Le texte de cette page a été corrigé et est conforme au fac-similé.

La scène d’après la bataille n’est pas moins belle. On y voit le général, à son rapport, vainement occupé à démêler la part de chacun dans l’action commune ; circonvenu par le mensonge, incapable de justice, il écoute le traître Jerkow et blâme le héros Touchine ; il se montre dans cet état d’isolement et de faiblesse qui est à jamais la rançon de l’autorité, car le maître, de qui découlent les faveurs, est celui qu’on veut surprendre et l’ennemi commun à tous les ambitieux, inconsciens conjurés de la lutte pour la vie.
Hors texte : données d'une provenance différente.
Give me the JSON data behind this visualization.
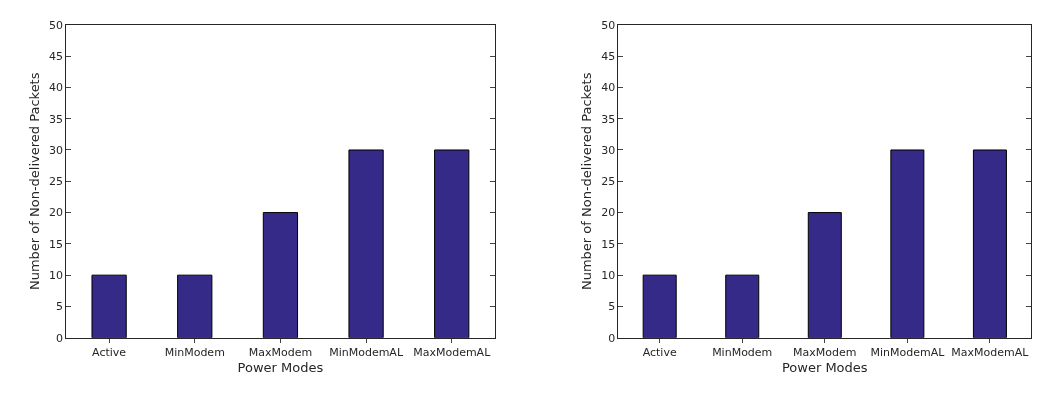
{
  "chart_data": [
    {
      "type": "bar",
      "xlabel": "Power Modes",
      "ylabel": "Number of Non-delivered Packets",
      "categories": [
        "Active",
        "MinModem",
        "MaxModem",
        "MinModemAL",
        "MaxModemAL"
      ],
      "values": [
        10,
        10,
        20,
        30,
        30
      ],
      "color": "#352a87",
      "ylim": [
        0,
        50
      ],
      "yticks": [
        0,
        5,
        10,
        15,
        20,
        25,
        30,
        35,
        40,
        45,
        50
      ]
    },
    {
      "type": "bar",
      "xlabel": "Power Modes",
      "ylabel": "Number of Non-delivered Packets",
      "categories": [
        "Active",
        "MinModem",
        "MaxModem",
        "MinModemAL",
        "MaxModemAL"
      ],
      "values": [
        10,
        10,
        20,
        30,
        30
      ],
      "color": "#352a87",
      "ylim": [
        0,
        50
      ],
      "yticks": [
        0,
        5,
        10,
        15,
        20,
        25,
        30,
        35,
        40,
        45,
        50
      ]
    }
  ]
}
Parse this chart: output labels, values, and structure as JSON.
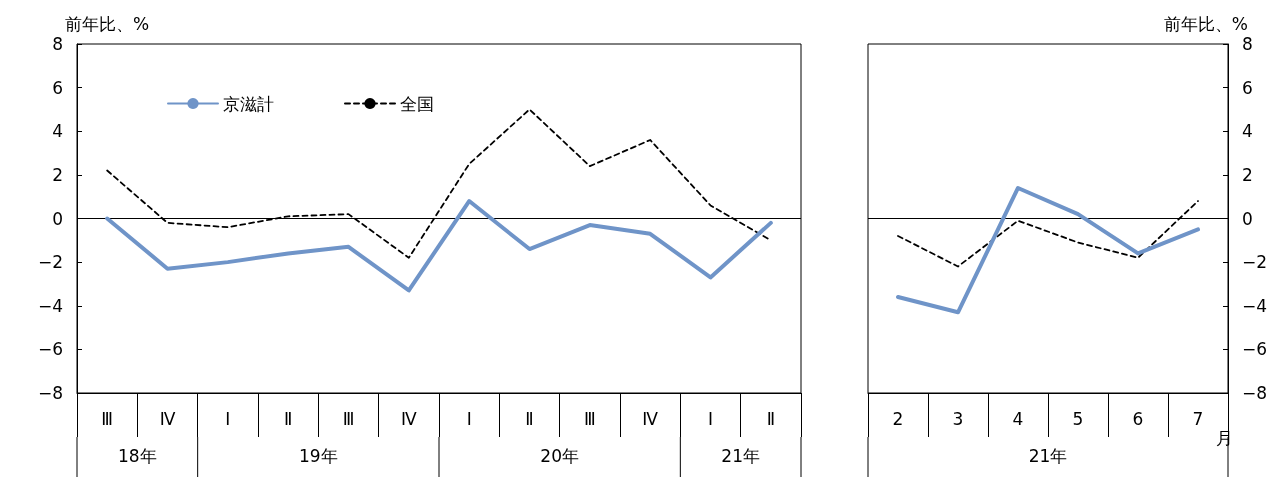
{
  "chart_data": [
    {
      "type": "line",
      "ylabel": "前年比、%",
      "categories": [
        "Ⅲ",
        "Ⅳ",
        "Ⅰ",
        "Ⅱ",
        "Ⅲ",
        "Ⅳ",
        "Ⅰ",
        "Ⅱ",
        "Ⅲ",
        "Ⅳ",
        "Ⅰ",
        "Ⅱ"
      ],
      "series": [
        {
          "name": "京滋計",
          "color": "#6f94c8",
          "line_style": "solid",
          "values": [
            0.0,
            -2.3,
            -2.0,
            -1.6,
            -1.3,
            -3.3,
            0.8,
            -1.4,
            -0.3,
            -0.7,
            -2.7,
            -0.2
          ]
        },
        {
          "name": "全国",
          "color": "#000000",
          "line_style": "dashed",
          "values": [
            2.2,
            -0.2,
            -0.4,
            0.1,
            0.2,
            -1.8,
            2.5,
            5.0,
            2.4,
            3.6,
            0.6,
            -1.0
          ]
        }
      ],
      "ylim": [
        -8,
        8
      ],
      "yticks": [
        -8,
        -6,
        -4,
        -2,
        0,
        2,
        4,
        6,
        8
      ],
      "grid": false,
      "legend": "top left",
      "marker": "none",
      "ref_lines": [
        {
          "axis": "y",
          "value": 0,
          "color": "#000000"
        }
      ],
      "annotations": [
        "18年",
        "19年",
        "20年",
        "21年"
      ]
    },
    {
      "type": "line",
      "ylabel": "前年比、%",
      "xlabel": "月",
      "categories": [
        "2",
        "3",
        "4",
        "5",
        "6",
        "7"
      ],
      "series": [
        {
          "color": "#6f94c8",
          "line_style": "solid",
          "values": [
            -3.6,
            -4.3,
            1.4,
            0.2,
            -1.6,
            -0.5
          ]
        },
        {
          "color": "#000000",
          "line_style": "dashed",
          "values": [
            -0.8,
            -2.2,
            -0.1,
            -1.1,
            -1.8,
            0.8
          ]
        }
      ],
      "ylim": [
        -8,
        8
      ],
      "yticks": [
        -8,
        -6,
        -4,
        -2,
        0,
        2,
        4,
        6,
        8
      ],
      "grid": false,
      "legend": false,
      "marker": "none",
      "ref_lines": [
        {
          "axis": "y",
          "value": 0,
          "color": "#000000"
        }
      ],
      "annotations": [
        "21年"
      ]
    }
  ]
}
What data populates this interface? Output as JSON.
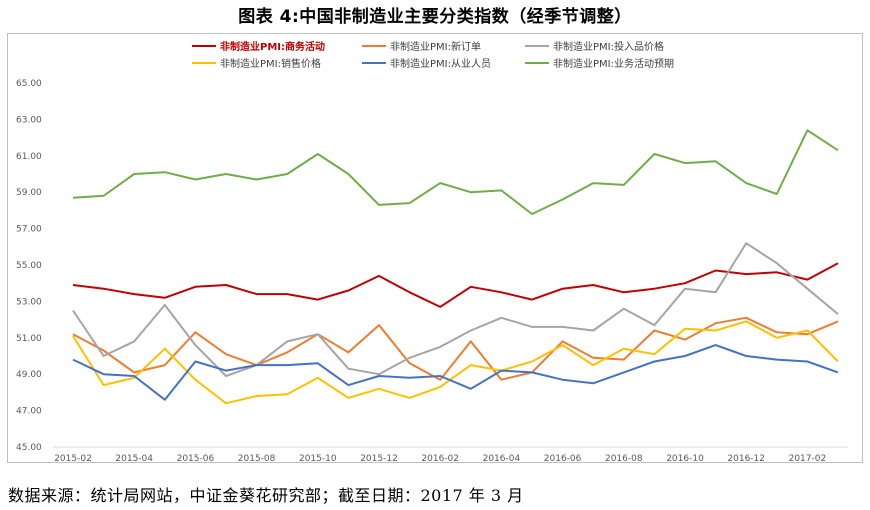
{
  "header": {
    "title": "图表 4:中国非制造业主要分类指数（经季节调整）"
  },
  "footer": {
    "source": "数据来源：统计局网站，中证金葵花研究部；截至日期：2017 年 3 月"
  },
  "chart_data": {
    "type": "line",
    "title": "图表 4:中国非制造业主要分类指数（经季节调整）",
    "xlabel": "",
    "ylabel": "",
    "ylim": [
      45,
      65
    ],
    "yticks": [
      "45.00",
      "47.00",
      "49.00",
      "51.00",
      "53.00",
      "55.00",
      "57.00",
      "59.00",
      "61.00",
      "63.00",
      "65.00"
    ],
    "grid": false,
    "legend_position": "top",
    "x": [
      "2015-02",
      "2015-03",
      "2015-04",
      "2015-05",
      "2015-06",
      "2015-07",
      "2015-08",
      "2015-09",
      "2015-10",
      "2015-11",
      "2015-12",
      "2016-01",
      "2016-02",
      "2016-03",
      "2016-04",
      "2016-05",
      "2016-06",
      "2016-07",
      "2016-08",
      "2016-09",
      "2016-10",
      "2016-11",
      "2016-12",
      "2017-01",
      "2017-02",
      "2017-03"
    ],
    "xticks": [
      "2015-02",
      "2015-04",
      "2015-06",
      "2015-08",
      "2015-10",
      "2015-12",
      "2016-02",
      "2016-04",
      "2016-06",
      "2016-08",
      "2016-10",
      "2016-12",
      "2017-02"
    ],
    "series": [
      {
        "name": "非制造业PMI:商务活动",
        "color": "#c00000",
        "highlight": true,
        "values": [
          53.9,
          53.7,
          53.4,
          53.2,
          53.8,
          53.9,
          53.4,
          53.4,
          53.1,
          53.6,
          54.4,
          53.5,
          52.7,
          53.8,
          53.5,
          53.1,
          53.7,
          53.9,
          53.5,
          53.7,
          54.0,
          54.7,
          54.5,
          54.6,
          54.2,
          55.1
        ]
      },
      {
        "name": "非制造业PMI:新订单",
        "color": "#ed7d31",
        "values": [
          51.2,
          50.3,
          49.1,
          49.5,
          51.3,
          50.1,
          49.5,
          50.2,
          51.2,
          50.2,
          51.7,
          49.6,
          48.7,
          50.8,
          48.7,
          49.1,
          50.8,
          49.9,
          49.8,
          51.4,
          50.9,
          51.8,
          52.1,
          51.3,
          51.2,
          51.9
        ]
      },
      {
        "name": "非制造业PMI:投入品价格",
        "color": "#a5a5a5",
        "values": [
          52.5,
          50.0,
          50.8,
          52.8,
          50.6,
          48.9,
          49.5,
          50.8,
          51.2,
          49.3,
          49.0,
          49.9,
          50.5,
          51.4,
          52.1,
          51.6,
          51.6,
          51.4,
          52.6,
          51.7,
          53.7,
          53.5,
          56.2,
          55.1,
          53.7,
          52.3
        ]
      },
      {
        "name": "非制造业PMI:销售价格",
        "color": "#ffc000",
        "values": [
          51.1,
          48.4,
          48.8,
          50.4,
          48.7,
          47.4,
          47.8,
          47.9,
          48.8,
          47.7,
          48.2,
          47.7,
          48.3,
          49.5,
          49.2,
          49.7,
          50.6,
          49.5,
          50.4,
          50.1,
          51.5,
          51.4,
          51.9,
          51.0,
          51.4,
          49.7
        ]
      },
      {
        "name": "非制造业PMI:从业人员",
        "color": "#4472c4",
        "values": [
          49.8,
          49.0,
          48.9,
          47.6,
          49.7,
          49.2,
          49.5,
          49.5,
          49.6,
          48.4,
          48.9,
          48.8,
          48.9,
          48.2,
          49.2,
          49.1,
          48.7,
          48.5,
          49.1,
          49.7,
          50.0,
          50.6,
          50.0,
          49.8,
          49.7,
          49.1
        ]
      },
      {
        "name": "非制造业PMI:业务活动预期",
        "color": "#70ad47",
        "values": [
          58.7,
          58.8,
          60.0,
          60.1,
          59.7,
          60.0,
          59.7,
          60.0,
          61.1,
          60.0,
          58.3,
          58.4,
          59.5,
          59.0,
          59.1,
          57.8,
          58.6,
          59.5,
          59.4,
          61.1,
          60.6,
          60.7,
          59.5,
          58.9,
          62.4,
          61.3
        ]
      }
    ]
  }
}
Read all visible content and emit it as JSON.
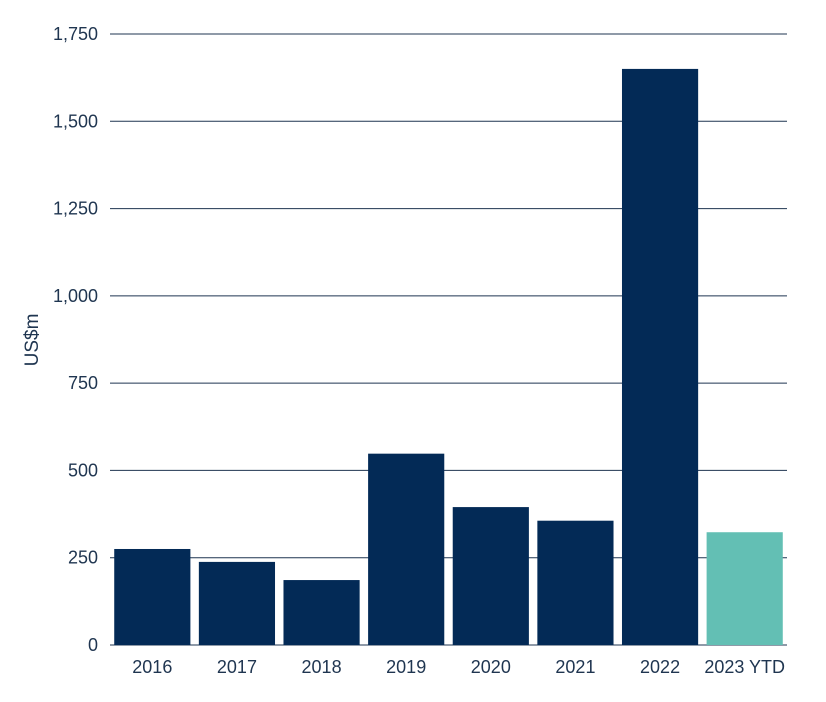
{
  "chart_data": {
    "type": "bar",
    "title": "",
    "xlabel": "",
    "ylabel": "US$m",
    "ylim": [
      0,
      1750
    ],
    "yticks": [
      0,
      250,
      500,
      750,
      1000,
      1250,
      1500,
      1750
    ],
    "ytick_labels": [
      "0",
      "250",
      "500",
      "750",
      "1,000",
      "1,250",
      "1,500",
      "1,750"
    ],
    "categories": [
      "2016",
      "2017",
      "2018",
      "2019",
      "2020",
      "2021",
      "2022",
      "2023 YTD"
    ],
    "values": [
      275,
      238,
      186,
      548,
      395,
      356,
      1650,
      323
    ],
    "grid": true,
    "legend": "none",
    "colors": {
      "bar": "#032a56",
      "highlight": "#63bfb4",
      "grid": "#1f3550",
      "text": "#1f3550"
    },
    "highlight_categories": [
      "2023 YTD"
    ]
  }
}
La scène, digne de Shakspeare, rappelle celle où le roi Lear, déchu de toute dignité, accablé de toute misère (et ne s’appuyant plus que sur Cordelia, lui demande humblement le bien refusé d’habitude aux grands de la terre : « Dites-moi la vérité… » Mais il y a plus d’intérêt militaire dans un autre épisode, celui de Koutousow à Borodino.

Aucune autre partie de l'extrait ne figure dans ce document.